The more accurate reality (endogenous money)
- In practice, commercial banks create money when they grant loans: a loan creates a deposit (digital balance) that didn’t exist before.
- Example: Bank approves a $12,000 loan for a customer and credits their account. That deposit is then used in transactions—new money has been created.
- Central banks and reserves are important for liquidity, interest‑rate control, and stability, but they are not the primary origin of most day‑to‑day money.
- Authorities (including the Bank of England) have described modern money as mostly created by banks—sometimes called “fountain‑pen money” (created by entries on ledgers).
Implications and recommendations
- Banks are powerful: because they create deposits via lending, their decisions shape money supply and economic activity.

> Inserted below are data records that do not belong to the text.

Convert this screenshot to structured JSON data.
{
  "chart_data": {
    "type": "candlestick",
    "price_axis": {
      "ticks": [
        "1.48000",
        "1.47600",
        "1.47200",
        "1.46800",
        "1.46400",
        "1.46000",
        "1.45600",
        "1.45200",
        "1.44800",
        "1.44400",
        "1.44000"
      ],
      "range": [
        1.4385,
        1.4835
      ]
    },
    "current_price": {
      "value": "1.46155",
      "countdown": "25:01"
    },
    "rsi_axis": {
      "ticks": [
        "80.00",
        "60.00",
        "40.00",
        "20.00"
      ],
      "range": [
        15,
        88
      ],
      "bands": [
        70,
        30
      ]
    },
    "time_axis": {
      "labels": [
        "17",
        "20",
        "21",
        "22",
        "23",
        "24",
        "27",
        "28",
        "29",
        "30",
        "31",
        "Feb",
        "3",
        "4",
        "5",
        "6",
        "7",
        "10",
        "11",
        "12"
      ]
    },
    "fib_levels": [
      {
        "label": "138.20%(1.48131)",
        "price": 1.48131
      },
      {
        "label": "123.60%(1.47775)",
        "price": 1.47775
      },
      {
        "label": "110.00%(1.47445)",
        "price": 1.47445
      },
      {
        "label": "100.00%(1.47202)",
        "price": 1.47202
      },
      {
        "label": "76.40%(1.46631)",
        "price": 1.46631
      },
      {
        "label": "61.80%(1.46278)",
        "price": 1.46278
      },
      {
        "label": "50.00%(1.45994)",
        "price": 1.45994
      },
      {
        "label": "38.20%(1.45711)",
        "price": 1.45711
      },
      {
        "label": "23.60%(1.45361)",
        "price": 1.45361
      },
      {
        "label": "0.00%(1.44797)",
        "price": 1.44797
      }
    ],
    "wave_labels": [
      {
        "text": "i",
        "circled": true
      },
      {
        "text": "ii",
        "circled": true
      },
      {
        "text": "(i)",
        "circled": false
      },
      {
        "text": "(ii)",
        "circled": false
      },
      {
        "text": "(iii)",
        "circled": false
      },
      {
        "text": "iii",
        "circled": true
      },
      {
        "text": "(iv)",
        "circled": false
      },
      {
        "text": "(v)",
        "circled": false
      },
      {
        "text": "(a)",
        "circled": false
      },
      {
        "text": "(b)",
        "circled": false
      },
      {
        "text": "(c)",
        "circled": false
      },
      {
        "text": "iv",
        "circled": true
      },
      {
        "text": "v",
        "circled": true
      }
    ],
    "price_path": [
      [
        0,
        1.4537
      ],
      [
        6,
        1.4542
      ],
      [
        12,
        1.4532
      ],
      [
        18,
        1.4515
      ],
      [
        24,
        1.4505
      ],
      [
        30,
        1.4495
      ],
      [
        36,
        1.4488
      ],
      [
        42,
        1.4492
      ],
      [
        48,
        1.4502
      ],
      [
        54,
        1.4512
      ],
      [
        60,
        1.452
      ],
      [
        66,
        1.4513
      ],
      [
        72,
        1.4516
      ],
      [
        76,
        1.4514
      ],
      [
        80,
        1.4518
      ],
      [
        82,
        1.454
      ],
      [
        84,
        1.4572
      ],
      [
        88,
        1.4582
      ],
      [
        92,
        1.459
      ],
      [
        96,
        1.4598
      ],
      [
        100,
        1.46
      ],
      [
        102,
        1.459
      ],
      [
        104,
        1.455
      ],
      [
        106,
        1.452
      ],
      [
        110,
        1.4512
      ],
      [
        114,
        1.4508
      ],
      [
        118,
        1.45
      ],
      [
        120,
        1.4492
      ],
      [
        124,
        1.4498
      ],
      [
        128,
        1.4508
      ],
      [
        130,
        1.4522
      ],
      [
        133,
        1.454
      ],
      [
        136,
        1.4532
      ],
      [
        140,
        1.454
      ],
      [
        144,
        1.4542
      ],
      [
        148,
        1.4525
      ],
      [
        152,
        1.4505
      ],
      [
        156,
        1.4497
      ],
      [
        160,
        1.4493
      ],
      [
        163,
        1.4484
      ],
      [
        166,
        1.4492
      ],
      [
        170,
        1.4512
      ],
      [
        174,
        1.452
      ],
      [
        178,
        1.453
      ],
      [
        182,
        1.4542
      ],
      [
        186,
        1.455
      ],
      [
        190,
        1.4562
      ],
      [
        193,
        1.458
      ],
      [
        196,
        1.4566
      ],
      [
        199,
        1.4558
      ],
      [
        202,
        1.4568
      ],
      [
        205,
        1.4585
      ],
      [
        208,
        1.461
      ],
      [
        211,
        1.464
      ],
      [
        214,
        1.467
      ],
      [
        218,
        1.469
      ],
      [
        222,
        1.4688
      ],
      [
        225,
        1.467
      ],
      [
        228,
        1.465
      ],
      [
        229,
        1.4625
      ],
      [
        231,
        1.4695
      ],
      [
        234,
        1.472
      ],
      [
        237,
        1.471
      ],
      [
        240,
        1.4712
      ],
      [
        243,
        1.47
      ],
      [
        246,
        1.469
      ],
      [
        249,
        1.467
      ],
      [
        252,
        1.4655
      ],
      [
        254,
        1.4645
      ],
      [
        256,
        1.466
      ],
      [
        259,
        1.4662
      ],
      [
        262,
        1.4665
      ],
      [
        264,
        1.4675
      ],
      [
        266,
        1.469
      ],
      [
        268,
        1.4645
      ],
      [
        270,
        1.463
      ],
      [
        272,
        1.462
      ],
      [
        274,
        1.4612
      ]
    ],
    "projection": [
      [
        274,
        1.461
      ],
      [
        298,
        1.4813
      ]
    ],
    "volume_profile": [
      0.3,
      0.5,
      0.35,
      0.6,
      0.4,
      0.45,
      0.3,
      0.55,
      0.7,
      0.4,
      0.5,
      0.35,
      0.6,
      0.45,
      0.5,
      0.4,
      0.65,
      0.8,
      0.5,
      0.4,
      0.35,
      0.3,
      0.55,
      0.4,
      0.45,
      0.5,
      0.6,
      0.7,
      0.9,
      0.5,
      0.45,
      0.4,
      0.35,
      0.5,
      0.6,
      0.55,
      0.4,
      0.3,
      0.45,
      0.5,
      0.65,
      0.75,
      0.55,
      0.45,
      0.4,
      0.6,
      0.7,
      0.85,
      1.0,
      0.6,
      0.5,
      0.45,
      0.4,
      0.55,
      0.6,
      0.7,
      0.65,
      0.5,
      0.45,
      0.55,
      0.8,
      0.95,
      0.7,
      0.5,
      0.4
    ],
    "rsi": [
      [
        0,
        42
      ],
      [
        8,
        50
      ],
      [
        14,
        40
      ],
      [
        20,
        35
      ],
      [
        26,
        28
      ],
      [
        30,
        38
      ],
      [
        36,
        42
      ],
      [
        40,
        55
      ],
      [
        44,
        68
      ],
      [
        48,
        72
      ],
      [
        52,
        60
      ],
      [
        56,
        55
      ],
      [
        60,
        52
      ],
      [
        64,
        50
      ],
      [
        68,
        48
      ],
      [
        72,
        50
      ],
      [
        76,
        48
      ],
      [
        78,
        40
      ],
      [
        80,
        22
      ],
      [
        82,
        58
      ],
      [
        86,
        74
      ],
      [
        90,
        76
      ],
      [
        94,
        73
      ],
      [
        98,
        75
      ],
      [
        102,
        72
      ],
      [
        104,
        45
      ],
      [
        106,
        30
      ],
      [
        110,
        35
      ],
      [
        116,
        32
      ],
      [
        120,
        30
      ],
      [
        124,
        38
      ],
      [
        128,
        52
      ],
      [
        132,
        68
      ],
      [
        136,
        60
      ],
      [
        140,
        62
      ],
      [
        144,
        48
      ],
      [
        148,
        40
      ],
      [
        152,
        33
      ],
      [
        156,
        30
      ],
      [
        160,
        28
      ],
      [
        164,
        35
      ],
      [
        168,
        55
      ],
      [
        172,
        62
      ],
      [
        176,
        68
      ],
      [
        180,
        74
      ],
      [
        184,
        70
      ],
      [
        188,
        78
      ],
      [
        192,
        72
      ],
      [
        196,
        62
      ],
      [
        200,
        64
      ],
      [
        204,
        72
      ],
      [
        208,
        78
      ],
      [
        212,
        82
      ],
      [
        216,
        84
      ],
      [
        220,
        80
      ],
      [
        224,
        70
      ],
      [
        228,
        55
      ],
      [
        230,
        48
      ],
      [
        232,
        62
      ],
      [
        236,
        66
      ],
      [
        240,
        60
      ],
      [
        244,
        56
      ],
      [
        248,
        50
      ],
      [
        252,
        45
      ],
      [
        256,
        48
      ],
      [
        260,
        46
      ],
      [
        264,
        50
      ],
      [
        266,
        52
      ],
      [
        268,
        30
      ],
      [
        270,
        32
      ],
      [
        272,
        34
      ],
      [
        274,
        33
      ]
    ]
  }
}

This power requires clear regulation and oversight to prevent systemic risk.
- Public understanding matters: seeing money as “just a social convention” or “magic” obscures the legal, contractual, and institutional mechanisms that give it value (loans, promises to pay, enforcement).
- Policy and debates about money and monetary policy should center on banks’ role and incentives, not only on central bank actions or cash printing.
- If you want to learn more: Brendan Greeley’s forthcoming book The Almighty Dollar (500 Years of the World’s Most Powerful Money) is recommended.
Notable quotes & phrases from the episode
- “The dollar pre‑existed us. We didn’t create it. We just hopped on the dollar train.”
- “Fountain‑pen money” — the idea that most money is created by ledger entries when banks make loans.
- “I weirded the dollar for myself” — Greeley describing how researching the topic changed his daily perception of money.
Topics covered
- Monetary history (Jakobstaller → thaler/dollar → piece of eight)
- Spanish colonial silver and global trade (Potosí, Manila trade routes)
- Colonial American currency practices and shortage of British coinage
- Theoretical models of money creation: fractional reserve vs endogenous money
- Role and power of commercial banks; role of the Federal Reserve
- Regulatory and democratic implications of bank‑created money
Resources & next steps
- Listen to the full episode of Decoder Ring for fuller explanations and examples.
- Read Brendan Greeley, The Almighty Dollar: 500 Years of the World’s Most Powerful Money (recommended in the episode).
- For readers curious about money creation: look for materials on endogenous money theory and central bank explanations (Bank of England publications are often clear and accessible).
If you want a very short answer:
- Why “dollar”? From the Bohemian Jakobstaller → “thaler” → English “dollar,” later reinforced by the Spanish piece‑of‑eight’s global dominance.
- Where do dollars come from? Mostly from commercial banks creating deposits when they make loans; the central bank supports and regulates the system but doesn’t directly originate most everyday money.